2. It is not necessary in an indictment to aver the color of the accused, except in cases, as of intermarriage in violation *265of law, when the fact enters into the ingredients of the offense. The color of the accused neither aggravates nor ameliorates horse-stealing. The crime consists in the violation of the law, and the indictment, except for identity, need not contain any allegation of the color of the thief.

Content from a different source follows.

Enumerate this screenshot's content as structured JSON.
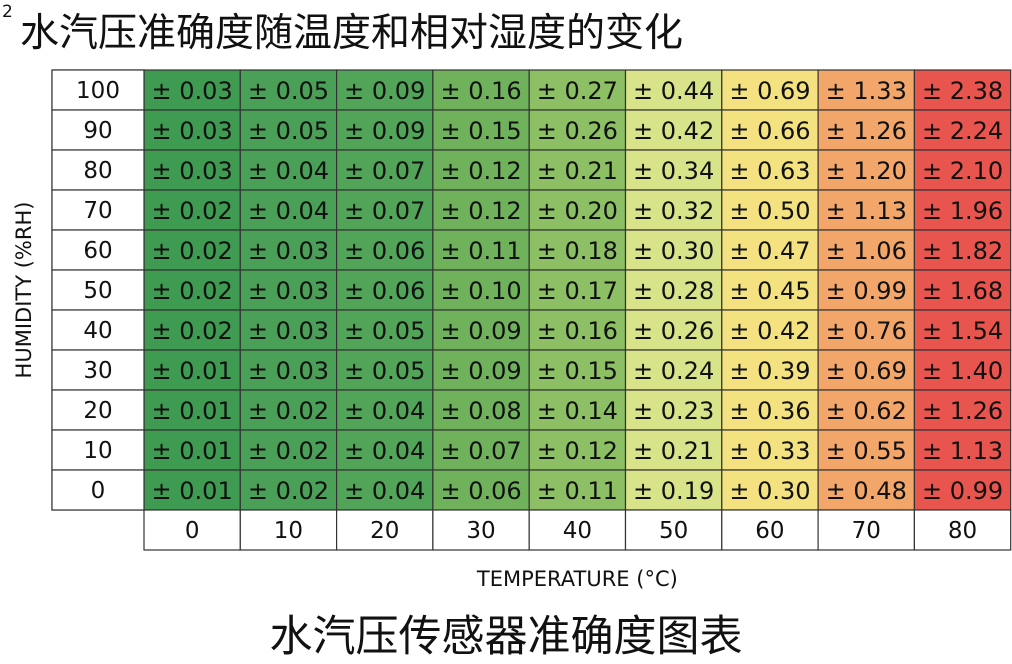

3. Again, we hold in this case, that the Court did not commit error in ruling out the bill of sale tendered in evidence, under the facts. When a prisoner is upon trial for larceny, and tenders, without proof of its execution, a paper purporting to be a bill of sale for the property stolen, such proof is clearly inadmissible. This would be permitting parties to manufacture evidence of their innocence. And besides this pretext has not infrequently been used to vindicate assumed innocence. The criminal laws have been administered with great liberality of construction, preferring rather for the guilty to escape than for the innocent to suffer. This has arisen out of a disturbed civil condition; but the clouds that were thick over us are dispersing, and the return to law and order daily becomes clearer and more imperative. And men of all colors must return to habits of industry and labor. Stealing to live, which has been a trade since the war, has to cease. Men must feel some security for their stock to raise them, and all the flimsy pretexts of innocence must give way before the demand for honesty and fair dealing, and strolling and vagabondising, stealing and plundering honest men must come to an end. The Courts will enforce the laws against idleness and strolling about without homes, preying upon plantations and smoke-houses, and force into labor or into public service the vagrants who plan' and execute the petty thieving of the country. We think our brother below was right in ruling out the evidence, and, under the law and facts of this case, we affirm the judgment.